Pierre Lellouche : Le problème de la crise n'est pas un problème de politique, mais de solidarité économique entre les Etats. La crise l’a montré : les fameux critères de convergence de Maastricht, sur lesquels tout le monde s’est assis, y compris l’Allemagne et la France, n’ont pas résisté au mythe qui veut qu’une dette grecque soit égale à une dette allemande. La question fondamentale est de savoir si les pays qui réussissent sont prêts à payer pour ceux les moins industrialisés. Comment faire en sorte qu’il y ait une monnaie commune dans une zone économique totalement hétérogène, avec des pays très industrialisés, et d’autres qui ne le sont pas du tout, des pays qui réussissent dans la mondialisation et d’autres non ?

La classe politique allemande s’est arrangée pour mettre le maximum de freins à l’idée selon laquelle une monnaie commune entraînerait une Allemagne garante des autres pays. On est très loin de ce qui figurait dans le traité de Maastricht. En 1992, il interdisait ce qui s’est produit 20 ans plus tard : l’aide des Etats aux autres Etats surendettés, dans la clause de "no bail-out", c'est-à-dire de non renflouement.

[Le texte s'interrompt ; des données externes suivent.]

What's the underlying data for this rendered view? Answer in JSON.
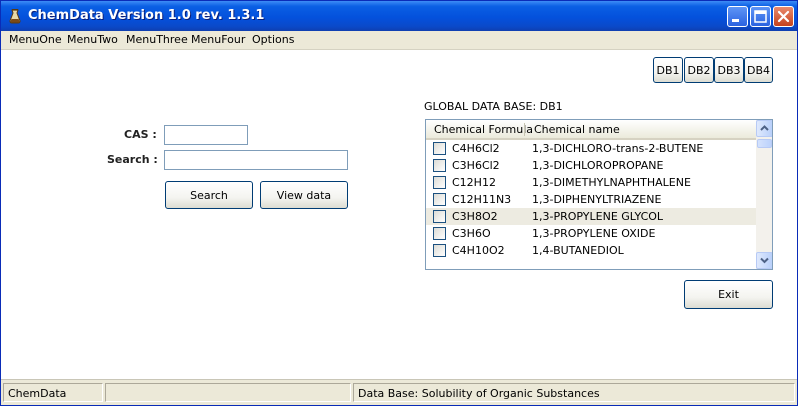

Pour contourner cette interdiction, lors de la crise grecque, on a inventé une espèce de fonds de secours intérimaire (les Allemands ayant expressément exigé l’aspect intérimaire). Le fonds ne pouvait fonctionner que sur une période donnée, votée par les parlements nationaux. En France, quand l'affaire est passée devant le parlement, la gauche et la droite ont voté d'une seule main. En Allemagne, ça a été beaucoup plus complexe car les parlementaires allemands étaient plus réticents. C'est ce qui les a poussé à exiger qu'il y ait un nouveau traité pour pérenniser le fonds intérimaire, avec notamment le passage des budgets devant la commission de Bruxelles avant de passer devant les parlements nationaux.

On est dans une espèce de poker menteur : les Allemands prétendent que la réponse passe par plus de fédéralisme, mais eux-même ne le veulent pas vraiment, car ils demandent que leur parlement soit consulté pour chaque centime d'euro dépensé. Et nous, nous prétendons obtenir des Allemands qu'ils ouvrent leur coffre avant de discuter d'union politique et d'une harmonisation fiscale. Tout cela ne peut conduire qu'à une chose : l'implosion de la zone euro.

Que Mario Monti, qui n'est lui-même pas élu et se trouve à la tête d'un gouvernement technocrate, dise aux Allemands que ça serait bien de faire l'économie du passage devant les parlements nationaux, suppose que le chauffeur de taxi de Stuttgart accepte de travailler jusqu'à 68 ans pour payer les retraites à 60 ans en France et les dettes de la Grèce...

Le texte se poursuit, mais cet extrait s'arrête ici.